If you have a problem with clicking from your jaw and the click disappears when you posture your lower jaw forwards and open and close, then the splint of choice is an Anterior Repositioning Splint. This guides your jaw downwards and forwards into a position from which you can open and close without causing the click and this allows the disc to reposition because of its natural elasticity. The splint is worn 24 hours a day only being removed for cleaning and is usually worn for three months.

Internal Derangements

The bite without an anterior repositioning splint in place.


Here is an example of someone using an anterior repositioning splint.

The most frequently made splint is a soft poly vinyl appliance similar to a gum shield. These are not made to any particular prescription and are made with the suggestion that they will “absorb” some of the bite force. What does happen in actual fact is that these allow an increase in the bite force and tooth grinding habit in a significant number of people as they are aware of having a soft compressible material between thier teeth. This can often increase the rate of tooth grinding or tooth clenching. These can wear very rapidly.

Internal Derangements

Here is an example of a stabalisation appliance.

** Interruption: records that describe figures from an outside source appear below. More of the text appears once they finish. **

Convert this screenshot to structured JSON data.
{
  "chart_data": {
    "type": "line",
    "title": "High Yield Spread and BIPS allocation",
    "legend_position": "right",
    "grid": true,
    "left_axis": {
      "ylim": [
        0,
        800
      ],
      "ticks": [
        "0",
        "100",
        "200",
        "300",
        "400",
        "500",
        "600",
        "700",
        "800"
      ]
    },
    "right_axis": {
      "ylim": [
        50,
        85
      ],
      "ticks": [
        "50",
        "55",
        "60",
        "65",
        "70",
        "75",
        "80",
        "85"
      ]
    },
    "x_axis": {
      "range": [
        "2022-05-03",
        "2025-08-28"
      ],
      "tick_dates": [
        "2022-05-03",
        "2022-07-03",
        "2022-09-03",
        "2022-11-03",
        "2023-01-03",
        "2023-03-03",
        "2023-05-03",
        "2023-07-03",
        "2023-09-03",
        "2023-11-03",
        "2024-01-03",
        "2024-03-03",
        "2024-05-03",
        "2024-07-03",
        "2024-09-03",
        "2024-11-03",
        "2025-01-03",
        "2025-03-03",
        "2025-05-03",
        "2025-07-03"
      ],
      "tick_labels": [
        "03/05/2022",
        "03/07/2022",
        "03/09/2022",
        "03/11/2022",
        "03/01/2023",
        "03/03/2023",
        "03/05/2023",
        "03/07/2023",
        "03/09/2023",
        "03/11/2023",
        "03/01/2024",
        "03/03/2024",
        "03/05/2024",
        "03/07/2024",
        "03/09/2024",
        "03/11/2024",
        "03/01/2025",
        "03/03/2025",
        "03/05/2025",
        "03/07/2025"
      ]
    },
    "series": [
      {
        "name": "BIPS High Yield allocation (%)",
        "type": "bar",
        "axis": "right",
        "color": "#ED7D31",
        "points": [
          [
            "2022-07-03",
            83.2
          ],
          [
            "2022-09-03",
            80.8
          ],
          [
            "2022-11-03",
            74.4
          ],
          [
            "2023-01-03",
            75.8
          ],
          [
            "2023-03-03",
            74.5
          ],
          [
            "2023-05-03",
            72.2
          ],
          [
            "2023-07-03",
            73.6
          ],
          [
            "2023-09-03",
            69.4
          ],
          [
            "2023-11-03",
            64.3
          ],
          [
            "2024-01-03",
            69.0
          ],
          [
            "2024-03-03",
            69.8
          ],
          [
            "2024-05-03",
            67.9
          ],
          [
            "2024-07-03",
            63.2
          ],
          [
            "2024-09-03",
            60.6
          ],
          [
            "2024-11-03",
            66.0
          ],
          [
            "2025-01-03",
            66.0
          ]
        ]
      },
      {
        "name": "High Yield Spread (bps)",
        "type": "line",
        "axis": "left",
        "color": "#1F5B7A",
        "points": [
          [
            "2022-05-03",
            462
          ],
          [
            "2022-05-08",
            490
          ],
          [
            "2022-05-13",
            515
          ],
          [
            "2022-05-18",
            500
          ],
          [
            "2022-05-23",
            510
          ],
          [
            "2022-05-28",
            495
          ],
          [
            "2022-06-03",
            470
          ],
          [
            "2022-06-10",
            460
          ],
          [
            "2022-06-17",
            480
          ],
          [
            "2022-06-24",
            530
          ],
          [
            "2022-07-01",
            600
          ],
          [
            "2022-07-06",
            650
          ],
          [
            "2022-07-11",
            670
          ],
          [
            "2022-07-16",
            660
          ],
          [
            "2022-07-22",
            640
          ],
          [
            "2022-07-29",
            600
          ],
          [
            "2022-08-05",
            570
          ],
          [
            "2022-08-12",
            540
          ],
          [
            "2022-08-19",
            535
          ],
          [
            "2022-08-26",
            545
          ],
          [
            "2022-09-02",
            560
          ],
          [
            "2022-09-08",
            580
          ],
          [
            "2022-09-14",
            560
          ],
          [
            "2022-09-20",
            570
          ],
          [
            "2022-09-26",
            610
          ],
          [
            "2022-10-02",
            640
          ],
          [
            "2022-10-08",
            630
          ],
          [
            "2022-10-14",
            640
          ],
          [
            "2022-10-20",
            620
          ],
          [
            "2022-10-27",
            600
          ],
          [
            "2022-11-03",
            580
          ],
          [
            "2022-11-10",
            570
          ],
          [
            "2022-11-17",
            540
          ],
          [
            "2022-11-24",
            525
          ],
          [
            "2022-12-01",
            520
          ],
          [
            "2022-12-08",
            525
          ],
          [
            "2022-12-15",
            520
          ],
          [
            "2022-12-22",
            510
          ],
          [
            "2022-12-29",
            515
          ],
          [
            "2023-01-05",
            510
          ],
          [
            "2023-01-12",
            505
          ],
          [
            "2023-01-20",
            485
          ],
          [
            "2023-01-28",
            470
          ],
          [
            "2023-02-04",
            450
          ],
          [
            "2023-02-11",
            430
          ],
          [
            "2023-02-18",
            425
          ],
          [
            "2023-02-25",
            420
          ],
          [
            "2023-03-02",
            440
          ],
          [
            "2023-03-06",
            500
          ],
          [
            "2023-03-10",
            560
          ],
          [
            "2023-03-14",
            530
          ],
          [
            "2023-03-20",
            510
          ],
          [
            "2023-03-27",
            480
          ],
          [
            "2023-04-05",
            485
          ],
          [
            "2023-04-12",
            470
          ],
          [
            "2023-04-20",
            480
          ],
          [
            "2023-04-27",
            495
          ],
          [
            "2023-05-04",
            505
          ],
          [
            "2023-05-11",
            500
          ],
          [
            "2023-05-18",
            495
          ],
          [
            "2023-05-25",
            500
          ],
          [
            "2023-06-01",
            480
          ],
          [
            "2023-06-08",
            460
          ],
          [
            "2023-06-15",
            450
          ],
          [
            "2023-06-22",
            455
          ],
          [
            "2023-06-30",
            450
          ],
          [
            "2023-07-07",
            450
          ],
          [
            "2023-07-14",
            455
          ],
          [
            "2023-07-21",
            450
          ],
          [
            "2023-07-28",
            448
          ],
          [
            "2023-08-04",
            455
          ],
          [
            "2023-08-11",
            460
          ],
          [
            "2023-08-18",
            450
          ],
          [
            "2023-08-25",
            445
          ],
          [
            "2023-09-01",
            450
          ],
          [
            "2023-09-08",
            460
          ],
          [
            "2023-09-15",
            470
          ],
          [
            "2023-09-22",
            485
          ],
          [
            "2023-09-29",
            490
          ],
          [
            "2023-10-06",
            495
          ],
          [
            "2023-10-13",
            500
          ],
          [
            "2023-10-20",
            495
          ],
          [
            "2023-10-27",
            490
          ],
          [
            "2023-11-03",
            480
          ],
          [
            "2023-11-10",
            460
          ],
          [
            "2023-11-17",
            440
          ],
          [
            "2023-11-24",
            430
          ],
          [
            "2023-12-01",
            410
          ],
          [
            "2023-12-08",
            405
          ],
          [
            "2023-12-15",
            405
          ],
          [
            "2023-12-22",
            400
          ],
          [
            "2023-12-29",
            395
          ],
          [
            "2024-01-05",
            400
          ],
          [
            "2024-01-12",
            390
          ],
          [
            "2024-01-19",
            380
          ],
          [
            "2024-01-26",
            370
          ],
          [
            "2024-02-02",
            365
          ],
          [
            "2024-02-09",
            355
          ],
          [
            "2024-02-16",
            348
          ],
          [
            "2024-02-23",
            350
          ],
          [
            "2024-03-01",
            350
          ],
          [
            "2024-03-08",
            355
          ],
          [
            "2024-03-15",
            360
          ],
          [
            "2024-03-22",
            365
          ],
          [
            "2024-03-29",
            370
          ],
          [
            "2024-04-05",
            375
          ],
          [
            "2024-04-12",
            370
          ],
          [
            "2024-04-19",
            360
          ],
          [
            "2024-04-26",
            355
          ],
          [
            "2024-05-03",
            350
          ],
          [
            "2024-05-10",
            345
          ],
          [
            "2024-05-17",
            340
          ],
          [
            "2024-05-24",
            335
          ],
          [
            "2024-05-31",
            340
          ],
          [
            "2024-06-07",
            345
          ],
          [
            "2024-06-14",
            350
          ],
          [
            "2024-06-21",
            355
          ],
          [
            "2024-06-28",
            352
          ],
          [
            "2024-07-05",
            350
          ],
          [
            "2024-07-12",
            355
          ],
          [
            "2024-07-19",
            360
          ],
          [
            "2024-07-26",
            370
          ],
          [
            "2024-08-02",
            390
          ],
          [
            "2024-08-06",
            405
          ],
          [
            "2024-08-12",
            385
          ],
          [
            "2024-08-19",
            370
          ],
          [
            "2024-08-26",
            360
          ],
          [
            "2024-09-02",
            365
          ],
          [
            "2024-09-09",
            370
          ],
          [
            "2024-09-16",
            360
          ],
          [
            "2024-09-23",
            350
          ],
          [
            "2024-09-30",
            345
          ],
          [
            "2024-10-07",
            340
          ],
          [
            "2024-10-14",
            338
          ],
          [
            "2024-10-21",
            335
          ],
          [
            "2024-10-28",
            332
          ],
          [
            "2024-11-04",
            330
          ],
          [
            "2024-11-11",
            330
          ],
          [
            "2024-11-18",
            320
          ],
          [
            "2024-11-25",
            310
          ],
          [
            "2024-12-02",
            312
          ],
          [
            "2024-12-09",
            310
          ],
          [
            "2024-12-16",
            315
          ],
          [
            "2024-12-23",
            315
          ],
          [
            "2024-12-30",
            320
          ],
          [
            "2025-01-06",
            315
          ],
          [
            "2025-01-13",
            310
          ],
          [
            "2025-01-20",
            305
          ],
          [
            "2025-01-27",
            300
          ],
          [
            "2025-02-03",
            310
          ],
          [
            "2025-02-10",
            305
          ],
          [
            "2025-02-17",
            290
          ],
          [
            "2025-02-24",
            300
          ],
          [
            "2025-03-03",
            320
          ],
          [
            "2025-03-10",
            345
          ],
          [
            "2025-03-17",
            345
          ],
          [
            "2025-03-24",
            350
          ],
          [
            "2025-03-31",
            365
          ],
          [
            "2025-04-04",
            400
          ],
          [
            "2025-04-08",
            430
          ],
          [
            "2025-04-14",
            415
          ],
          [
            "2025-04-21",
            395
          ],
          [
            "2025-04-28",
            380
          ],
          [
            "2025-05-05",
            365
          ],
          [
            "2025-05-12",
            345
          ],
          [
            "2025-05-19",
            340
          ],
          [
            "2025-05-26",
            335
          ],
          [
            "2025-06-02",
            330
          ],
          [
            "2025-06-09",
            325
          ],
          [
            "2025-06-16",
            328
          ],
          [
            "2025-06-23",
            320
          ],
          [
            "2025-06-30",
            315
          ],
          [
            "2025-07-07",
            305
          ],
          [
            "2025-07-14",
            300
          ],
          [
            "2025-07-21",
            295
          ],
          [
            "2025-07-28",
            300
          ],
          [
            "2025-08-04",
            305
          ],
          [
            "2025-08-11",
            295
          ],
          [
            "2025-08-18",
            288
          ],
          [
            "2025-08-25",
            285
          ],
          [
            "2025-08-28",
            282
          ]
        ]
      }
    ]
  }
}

One design of splint which should be avoided at all costs is a partial coverage appliance. These are sometimes made to cover the back teeth only because patients do not like the appearance of the splint covering their front teeth where it is visible. What inevitably happens with an appliance such as this is that it permits unwanted and uncontrolled and unplanned tooth movement and can severely disrupt the bite if worn for any period of time.

There are a few instances when a specialist might prescribe a partial coverage appliance to intentionally encourage controlled and planned tooth movement. This will be discussed with you first and the treatment objectives will be predicted and rationalised.